Em Maio de 2022, o Tribunal Supremo despronunciou o general Peito Alto num processo em que ia acusado de vários crimes, nomeadamente peculato, nepotismo, tráfico de influências, associação criminosa e branqueamento de capitais.
A despronúncia de Higino Carneiro foi feita pelo presidente da Câmara Criminal do Tribunal Supremo, Modesto Daniel, em suposta obediência a recomendações do presidente da Corte, Joel Leonardo.
Os crimes imputados a Higino teriam sido cometidos entre 2016 e 2017, quando esteve à testa do governo de Luanda.

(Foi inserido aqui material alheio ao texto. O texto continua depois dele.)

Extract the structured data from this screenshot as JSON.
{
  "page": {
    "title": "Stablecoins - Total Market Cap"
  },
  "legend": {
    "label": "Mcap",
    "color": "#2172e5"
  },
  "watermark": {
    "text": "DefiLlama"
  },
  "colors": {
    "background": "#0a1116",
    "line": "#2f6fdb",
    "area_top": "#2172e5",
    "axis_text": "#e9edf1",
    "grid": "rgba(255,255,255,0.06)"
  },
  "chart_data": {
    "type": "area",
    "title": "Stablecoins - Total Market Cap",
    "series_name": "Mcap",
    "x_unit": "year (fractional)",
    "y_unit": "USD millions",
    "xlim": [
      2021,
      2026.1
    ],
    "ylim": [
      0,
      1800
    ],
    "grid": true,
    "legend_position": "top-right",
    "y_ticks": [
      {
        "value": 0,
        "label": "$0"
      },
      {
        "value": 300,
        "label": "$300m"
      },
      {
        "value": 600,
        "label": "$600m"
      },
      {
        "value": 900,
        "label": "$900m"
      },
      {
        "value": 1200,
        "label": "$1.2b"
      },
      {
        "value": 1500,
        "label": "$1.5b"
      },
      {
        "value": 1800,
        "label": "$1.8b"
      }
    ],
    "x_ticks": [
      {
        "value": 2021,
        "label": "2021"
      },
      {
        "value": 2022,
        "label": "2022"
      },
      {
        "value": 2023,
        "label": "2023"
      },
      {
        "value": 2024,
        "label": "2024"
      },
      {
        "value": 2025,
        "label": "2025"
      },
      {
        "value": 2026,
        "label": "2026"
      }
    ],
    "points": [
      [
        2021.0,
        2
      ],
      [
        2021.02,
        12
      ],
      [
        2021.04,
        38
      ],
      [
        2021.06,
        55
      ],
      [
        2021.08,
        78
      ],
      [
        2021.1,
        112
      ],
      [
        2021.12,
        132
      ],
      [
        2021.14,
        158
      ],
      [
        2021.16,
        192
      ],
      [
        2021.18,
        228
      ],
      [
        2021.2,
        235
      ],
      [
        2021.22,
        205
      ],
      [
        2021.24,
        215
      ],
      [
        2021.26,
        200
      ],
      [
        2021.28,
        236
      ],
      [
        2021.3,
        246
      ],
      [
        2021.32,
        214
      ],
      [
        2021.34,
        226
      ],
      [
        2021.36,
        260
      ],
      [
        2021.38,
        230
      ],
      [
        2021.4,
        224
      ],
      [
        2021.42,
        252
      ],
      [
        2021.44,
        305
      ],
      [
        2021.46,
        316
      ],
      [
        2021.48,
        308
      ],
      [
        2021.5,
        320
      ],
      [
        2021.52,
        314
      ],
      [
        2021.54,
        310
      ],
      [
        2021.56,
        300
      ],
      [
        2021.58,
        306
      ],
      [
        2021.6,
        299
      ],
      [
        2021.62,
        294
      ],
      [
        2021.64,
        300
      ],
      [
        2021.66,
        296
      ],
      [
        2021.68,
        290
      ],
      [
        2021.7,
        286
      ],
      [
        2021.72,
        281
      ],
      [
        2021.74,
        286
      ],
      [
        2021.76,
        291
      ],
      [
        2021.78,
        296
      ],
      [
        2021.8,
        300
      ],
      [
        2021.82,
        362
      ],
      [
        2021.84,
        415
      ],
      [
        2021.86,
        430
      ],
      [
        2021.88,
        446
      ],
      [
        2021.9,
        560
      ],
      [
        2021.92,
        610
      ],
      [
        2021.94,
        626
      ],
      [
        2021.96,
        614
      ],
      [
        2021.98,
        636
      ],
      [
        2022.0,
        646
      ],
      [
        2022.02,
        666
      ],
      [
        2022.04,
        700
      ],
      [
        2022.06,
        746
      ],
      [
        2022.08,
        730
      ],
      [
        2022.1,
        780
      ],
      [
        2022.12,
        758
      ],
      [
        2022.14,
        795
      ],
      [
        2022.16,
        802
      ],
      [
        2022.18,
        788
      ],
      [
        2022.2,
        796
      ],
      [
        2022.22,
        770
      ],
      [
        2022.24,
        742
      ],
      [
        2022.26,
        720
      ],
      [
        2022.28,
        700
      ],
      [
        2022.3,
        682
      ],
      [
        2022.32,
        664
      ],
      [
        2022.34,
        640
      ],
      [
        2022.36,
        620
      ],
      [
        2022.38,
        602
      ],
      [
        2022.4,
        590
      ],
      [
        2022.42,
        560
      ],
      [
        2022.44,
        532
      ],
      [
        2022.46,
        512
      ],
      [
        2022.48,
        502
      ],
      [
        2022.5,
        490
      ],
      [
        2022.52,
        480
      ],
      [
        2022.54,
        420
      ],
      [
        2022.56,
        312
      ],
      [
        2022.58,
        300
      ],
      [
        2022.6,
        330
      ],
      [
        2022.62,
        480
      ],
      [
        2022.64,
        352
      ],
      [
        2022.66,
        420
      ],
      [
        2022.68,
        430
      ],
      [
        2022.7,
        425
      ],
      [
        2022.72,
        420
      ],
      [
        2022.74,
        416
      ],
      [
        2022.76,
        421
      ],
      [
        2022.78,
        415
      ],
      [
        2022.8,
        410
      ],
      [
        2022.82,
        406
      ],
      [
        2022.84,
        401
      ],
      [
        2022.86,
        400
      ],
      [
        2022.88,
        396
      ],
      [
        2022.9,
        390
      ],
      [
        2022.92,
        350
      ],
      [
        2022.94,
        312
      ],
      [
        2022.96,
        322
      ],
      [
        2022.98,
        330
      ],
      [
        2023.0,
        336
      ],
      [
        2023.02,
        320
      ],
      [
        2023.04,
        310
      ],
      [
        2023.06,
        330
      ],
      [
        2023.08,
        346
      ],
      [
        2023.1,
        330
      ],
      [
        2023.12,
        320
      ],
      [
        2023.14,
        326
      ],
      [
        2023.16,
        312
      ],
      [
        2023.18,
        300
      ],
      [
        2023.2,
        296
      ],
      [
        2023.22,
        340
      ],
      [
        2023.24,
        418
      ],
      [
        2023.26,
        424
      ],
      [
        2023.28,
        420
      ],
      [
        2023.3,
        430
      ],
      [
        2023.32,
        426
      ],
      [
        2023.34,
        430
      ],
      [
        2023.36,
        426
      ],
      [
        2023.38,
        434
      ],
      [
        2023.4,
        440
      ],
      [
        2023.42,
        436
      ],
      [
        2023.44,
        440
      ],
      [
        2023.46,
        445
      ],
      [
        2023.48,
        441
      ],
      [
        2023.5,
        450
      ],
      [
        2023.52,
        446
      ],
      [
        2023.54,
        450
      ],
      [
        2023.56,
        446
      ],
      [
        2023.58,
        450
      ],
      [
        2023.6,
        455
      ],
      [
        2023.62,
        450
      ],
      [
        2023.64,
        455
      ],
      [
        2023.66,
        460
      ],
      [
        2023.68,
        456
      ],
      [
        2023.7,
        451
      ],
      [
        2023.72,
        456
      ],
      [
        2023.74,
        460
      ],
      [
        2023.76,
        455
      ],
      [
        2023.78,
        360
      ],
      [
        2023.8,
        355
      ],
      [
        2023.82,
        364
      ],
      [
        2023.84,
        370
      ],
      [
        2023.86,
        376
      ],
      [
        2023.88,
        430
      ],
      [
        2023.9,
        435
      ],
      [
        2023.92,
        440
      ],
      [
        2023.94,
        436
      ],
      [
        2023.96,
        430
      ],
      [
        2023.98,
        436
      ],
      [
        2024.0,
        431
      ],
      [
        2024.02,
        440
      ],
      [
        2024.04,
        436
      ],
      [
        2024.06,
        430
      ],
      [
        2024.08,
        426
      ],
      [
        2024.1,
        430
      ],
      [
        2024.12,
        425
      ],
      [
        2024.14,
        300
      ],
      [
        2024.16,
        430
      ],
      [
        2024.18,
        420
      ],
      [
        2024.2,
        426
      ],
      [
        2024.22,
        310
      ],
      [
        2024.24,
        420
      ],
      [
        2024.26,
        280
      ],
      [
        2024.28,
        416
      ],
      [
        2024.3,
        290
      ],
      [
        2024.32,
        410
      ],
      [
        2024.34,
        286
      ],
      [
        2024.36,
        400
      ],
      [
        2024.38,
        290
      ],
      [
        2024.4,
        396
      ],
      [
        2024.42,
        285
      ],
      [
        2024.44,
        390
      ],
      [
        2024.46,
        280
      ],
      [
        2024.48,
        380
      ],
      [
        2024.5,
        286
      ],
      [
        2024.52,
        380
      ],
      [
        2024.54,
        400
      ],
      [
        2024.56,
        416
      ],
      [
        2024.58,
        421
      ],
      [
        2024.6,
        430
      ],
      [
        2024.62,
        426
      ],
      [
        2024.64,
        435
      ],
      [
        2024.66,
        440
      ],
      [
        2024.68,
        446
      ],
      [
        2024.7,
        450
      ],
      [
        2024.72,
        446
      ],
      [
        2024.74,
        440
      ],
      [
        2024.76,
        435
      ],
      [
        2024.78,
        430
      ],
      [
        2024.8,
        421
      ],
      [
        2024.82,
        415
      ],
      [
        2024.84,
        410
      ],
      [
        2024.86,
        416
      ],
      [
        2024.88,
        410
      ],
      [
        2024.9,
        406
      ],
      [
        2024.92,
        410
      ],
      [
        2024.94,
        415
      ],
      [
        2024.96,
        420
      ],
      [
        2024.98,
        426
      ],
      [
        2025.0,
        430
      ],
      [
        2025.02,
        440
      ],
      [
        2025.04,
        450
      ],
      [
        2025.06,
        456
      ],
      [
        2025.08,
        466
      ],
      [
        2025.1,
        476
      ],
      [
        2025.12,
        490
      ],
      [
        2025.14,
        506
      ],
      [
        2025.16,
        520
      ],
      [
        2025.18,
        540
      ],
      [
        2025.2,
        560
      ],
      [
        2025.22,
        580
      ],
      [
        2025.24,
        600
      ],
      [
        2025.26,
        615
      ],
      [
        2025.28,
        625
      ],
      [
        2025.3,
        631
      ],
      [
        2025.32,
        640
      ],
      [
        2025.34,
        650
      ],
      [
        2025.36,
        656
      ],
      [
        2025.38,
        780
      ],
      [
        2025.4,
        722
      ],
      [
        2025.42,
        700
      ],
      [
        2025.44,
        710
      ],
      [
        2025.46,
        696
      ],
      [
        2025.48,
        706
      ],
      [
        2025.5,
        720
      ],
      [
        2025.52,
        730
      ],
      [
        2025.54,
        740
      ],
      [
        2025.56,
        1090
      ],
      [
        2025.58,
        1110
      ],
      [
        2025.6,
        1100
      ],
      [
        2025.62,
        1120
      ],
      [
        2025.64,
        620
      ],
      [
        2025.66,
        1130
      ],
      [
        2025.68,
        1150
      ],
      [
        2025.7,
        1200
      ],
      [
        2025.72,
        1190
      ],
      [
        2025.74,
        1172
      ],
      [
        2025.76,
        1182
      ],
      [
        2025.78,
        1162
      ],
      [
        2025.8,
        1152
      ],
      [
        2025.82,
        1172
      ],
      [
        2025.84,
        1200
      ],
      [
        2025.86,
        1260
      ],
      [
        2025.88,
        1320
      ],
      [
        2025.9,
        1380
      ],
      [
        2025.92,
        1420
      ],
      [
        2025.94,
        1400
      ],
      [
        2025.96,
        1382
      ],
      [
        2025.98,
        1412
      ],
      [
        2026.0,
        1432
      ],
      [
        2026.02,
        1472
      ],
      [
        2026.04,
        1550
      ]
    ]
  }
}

São consensualmente atribuídas ao Presidente da República as orientações para a despronúncia do general.
Segundo fontes convergentes, Higino Carneiro teria provado, durante a instrução do processo, que desviou dinheiro do Governo de Luanda em benefício da campanha eleitoral de João Lourenço, em 2017.
Além disso, alega-se que João Lourenço deve a Higino Carneiro o regresso de José Eduardo dos Santos com o propósito de participar do VIII congresso do MPLA. Com a presença de José Eduardo dos Santos, João Lourenço pretenderia transmitir aos militantes do MPLA de que ele e o seu antecessor andariam na mesma sintonia.
Supostamente convencido por Higino Carneiro, o antigo Presidente aceitou ir a Luanda, mas rejeitou participar do congresso.
Apesar da recusa de JES de participar do que se pretendia ser congresso da reconciliação, João Lourenço teria reconhecido o papel de Higino Carneiro e, por isso, teria posteriormente instruído o presidente do Supremo a arquivar o processo em que o antigo governador ia acusado dos crimes já referidos.
Depois de se insinuar aos lugares de João Lourenço, é muito improvável que Higino Carneiro venha a ser novamente “ilibado pela falta de provas”, como disse recentemente à LAC a propósito do arquivamento do seu processo relativo ao seu consulado no governo de Luanda.
Depois de Exalgina Gamboa, que responderá pelos crimes de peculato e extorsão por haver transformado o Tribunal de Contas num misto de mealheiro pessoal e agência de viagens familiar, seguir-se-á outro peso pesado do MPLA.
Se o Presidente João Lourenço for consequente, quando chegar ao fim da linha, em 2026, poucos dirigentes de topo do MPLA sobrarão para contar a história aos seus netos.
Para já, não são animadoras as notícias para um pretenso candidato à liderança do MPLA e da República.